The Medal of Honor franchise is one of the biggest in the first-person shooter genre and indeed, gaming as a whole. However, EA decided a few years ago that it was time for a much needed break, and a reboot. To represent that, the latest iteration into the franchise is simply called Medal of Honor and it moves away from the World War II era, instead choosing to focus on the Modern era, specifically the conflict in Afghanistan. It was a gamble and it almost paid off.
Chosing to focus on events that are still very pertinent to world affairs has proven to be a touchy subject, but the story is a commendable effort. It still chooses to stick with the current war-game cliché of allowing players to play through the eyes of multiple operatives, each with their own skills and experiences. There is a vast difference between playing as the generic American foot soldier to tackling missions as a Tier One operative and it helps to keep things fresh throughout the campaign.
It's also positive that the story sticks to a single, realistic narrative. Far too often do games attempt to come up with some convoluted and unnecessary plot, it's not a mistake that Medal of Honor makes. Each of the missions follows on from the last, and it creates a nice flow.
Everything about Medal of Honor's gameplay is rather standard. Shoulder buttons control grenades, firing and aiming; face buttons control additional controls and melee attacks are on the right analog stick. It doesn't try to reinvent the wheel and that's not a bad thing as the controls are automatically familiar.
Where Medal of Honor starts to fall short though, is with the quality of its handling. That's not to say the game is sub-par, it's not, but it's not top drawer either. It's just average. The guns feel responsive enough, but the way enemies react upon being shot isn't that realistic. It takes away from the experience a bit, as it somehow feels more like they're being shot by invisible bullets, as opposed to actual bullets. The shots a player fire just feel like they have little weight attached to them, in some ways, they lack any real oomph.
Part of the problem here too, is that enemies can still take 3-4 bullets and still be running around as if nothing has happened. And on that subject, the AI can often be a bit silly. For the most part, they will hold their ground and take up strong defensive positions. But that's only if the player comes at them in an expected way; if you approach from a different direction they try to get to a better position and leave themselves terribly exposed while trying to get there. Plenty of shots in the back.
The game also features some vehicle sections, specifically one with an ATV where the player has full control and one in a helicopter where they don't. The ATV part is acceptable given the context of the mission, it adds to the experience. The helicopter section feels like it was only put in as an attempt to show off and bridge a gap - it wasn't that necessary - and the fact players only get to man the guns makes it a bit disappointing.

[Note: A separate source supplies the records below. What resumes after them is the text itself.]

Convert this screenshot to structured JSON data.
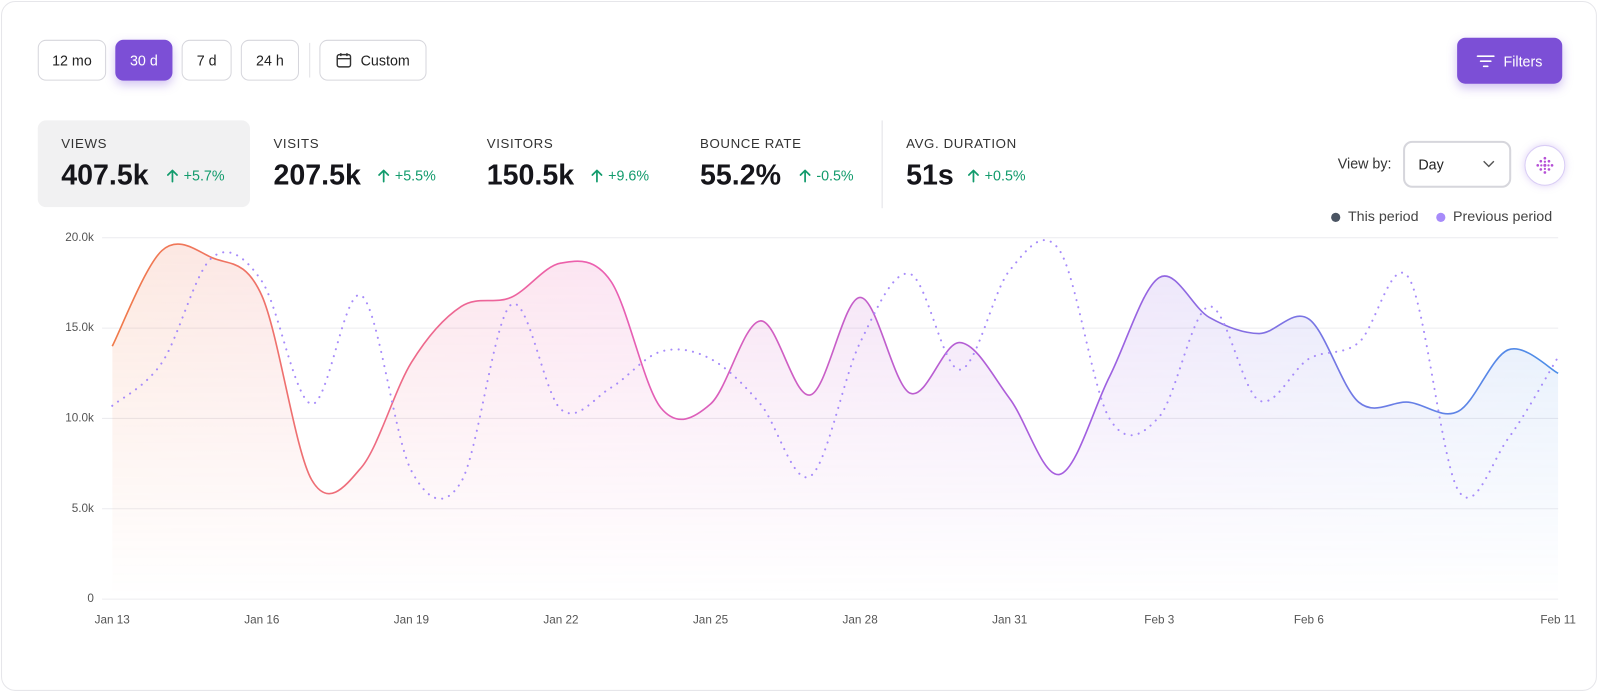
{
  "toolbar": {
    "ranges": [
      {
        "label": "12 mo"
      },
      {
        "label": "30 d",
        "active": true
      },
      {
        "label": "7 d"
      },
      {
        "label": "24 h"
      }
    ],
    "custom": "Custom",
    "filters": "Filters"
  },
  "stats": [
    {
      "label": "VIEWS",
      "value": "407.5k",
      "change": "+5.7%",
      "selected": true
    },
    {
      "label": "VISITS",
      "value": "207.5k",
      "change": "+5.5%"
    },
    {
      "label": "VISITORS",
      "value": "150.5k",
      "change": "+9.6%"
    },
    {
      "label": "BOUNCE RATE",
      "value": "55.2%",
      "change": "-0.5%"
    },
    {
      "label": "AVG. DURATION",
      "value": "51s",
      "change": "+0.5%"
    }
  ],
  "view_by": {
    "label": "View by:",
    "value": "Day"
  },
  "chart_data": {
    "type": "line",
    "categories": [
      "Jan 13",
      null,
      null,
      "Jan 16",
      null,
      null,
      "Jan 19",
      null,
      null,
      "Jan 22",
      null,
      null,
      "Jan 25",
      null,
      null,
      "Jan 28",
      null,
      null,
      "Jan 31",
      null,
      null,
      "Feb 3",
      null,
      null,
      "Feb 6",
      null,
      null,
      null,
      null,
      "Feb 11"
    ],
    "series": [
      {
        "name": "This period",
        "color": "#4b5563",
        "gradient": [
          "#f07a4a",
          "#ec5fb0",
          "#a35ee0",
          "#4b8ee8"
        ],
        "style": "solid",
        "values": [
          14000,
          19300,
          18900,
          16800,
          6600,
          7300,
          13100,
          16200,
          16700,
          18600,
          17600,
          10600,
          10800,
          15400,
          11300,
          16700,
          11400,
          14200,
          11100,
          6900,
          12300,
          17800,
          15600,
          14700,
          15500,
          10900,
          10900,
          10400,
          13800,
          12500
        ]
      },
      {
        "name": "Previous period",
        "color": "#a78bfa",
        "style": "dotted",
        "values": [
          10700,
          13100,
          18900,
          17600,
          10800,
          16800,
          7100,
          6500,
          16300,
          10500,
          11700,
          13700,
          13300,
          10800,
          6800,
          14200,
          18000,
          12700,
          18200,
          19300,
          10000,
          10100,
          16200,
          11000,
          13300,
          14200,
          17800,
          6000,
          8900,
          13400
        ]
      }
    ],
    "ylim": [
      0,
      20000
    ],
    "yticks": [
      0,
      {
        "value": 5000,
        "label": "5.0k"
      },
      {
        "value": 10000,
        "label": "10.0k"
      },
      {
        "value": 15000,
        "label": "15.0k"
      },
      {
        "value": 20000,
        "label": "20.0k"
      }
    ],
    "grid": true,
    "legend": "top-right"
  }
}
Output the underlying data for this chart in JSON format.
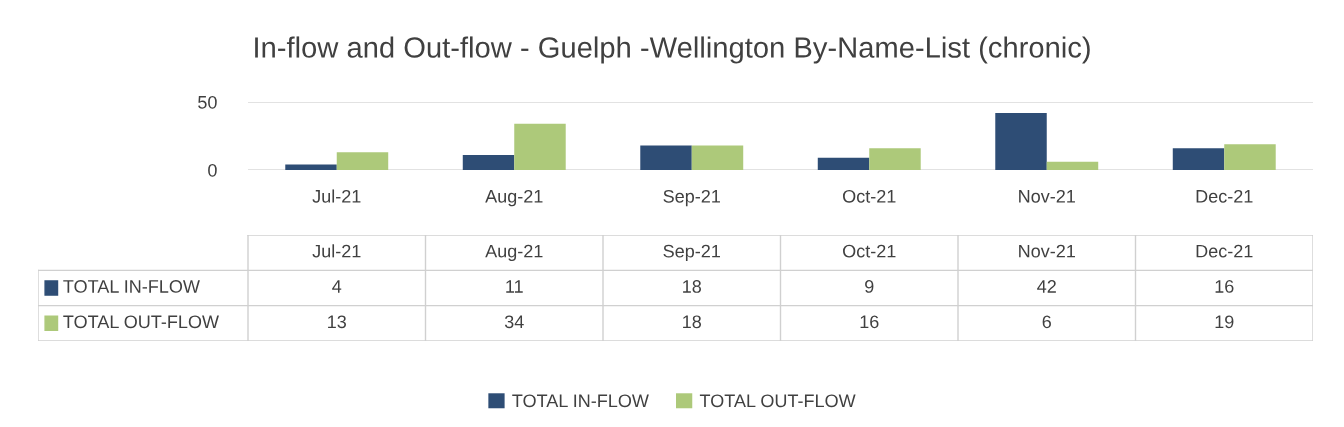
{
  "chart_data": {
    "type": "bar",
    "title": "In-flow and Out-flow - Guelph -Wellington By-Name-List (chronic)",
    "categories": [
      "Jul-21",
      "Aug-21",
      "Sep-21",
      "Oct-21",
      "Nov-21",
      "Dec-21"
    ],
    "series": [
      {
        "name": "TOTAL IN-FLOW",
        "color": "#2e4d75",
        "values": [
          4,
          11,
          18,
          9,
          42,
          16
        ]
      },
      {
        "name": "TOTAL OUT-FLOW",
        "color": "#adc97a",
        "values": [
          13,
          34,
          18,
          16,
          6,
          19
        ]
      }
    ],
    "ylim": [
      0,
      50
    ],
    "yticks": [
      0,
      50
    ],
    "grid": "y",
    "legend": "bottom",
    "data_labels": true
  }
}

The game's presentation is pretty good, although it suffers in places. At times, the frame rate gets absolutely crippled and the attempt at destructible scenery is, at times, laughable. It's ok in the context of set pieces throughout a mission, but when it's done it real time it looks like it should be part of pre-alpha. Rubble doesn't fall off, walls just shrink. It's quite surreal to see.
The campaign can be completed in around 4-5 hours, which is a disappointment, but there is the option to try your hand at Tier One mode. This charges players with playing through all the same missions again, but with only one life and with increased difficulty. Good fun for those looking for a challenge.
What potentially saves the game though, is its multiplayer component. When another company is drafted in to make the multiplayer component, it can either be good or bad, in this instance, it's most definitely good. DICE have done a great job of sprucing up the gameplay and making a fun, and engaging multiplayer experience.
There are numerous modes to play, such as objective or simple team death match, so players won't be stuck for options. Weapon classes also upgrade through playing so there are incentives to stick around.
Despite some good intentions, Medal of Honor probably isn't the reboot to the franchise that EA expected. The campaign, while admirable for its story telling, is let down by some very average gameplay and some poor production. The multiplayer component is the saving grace though and it at least gives Medal of Honor some kind of value.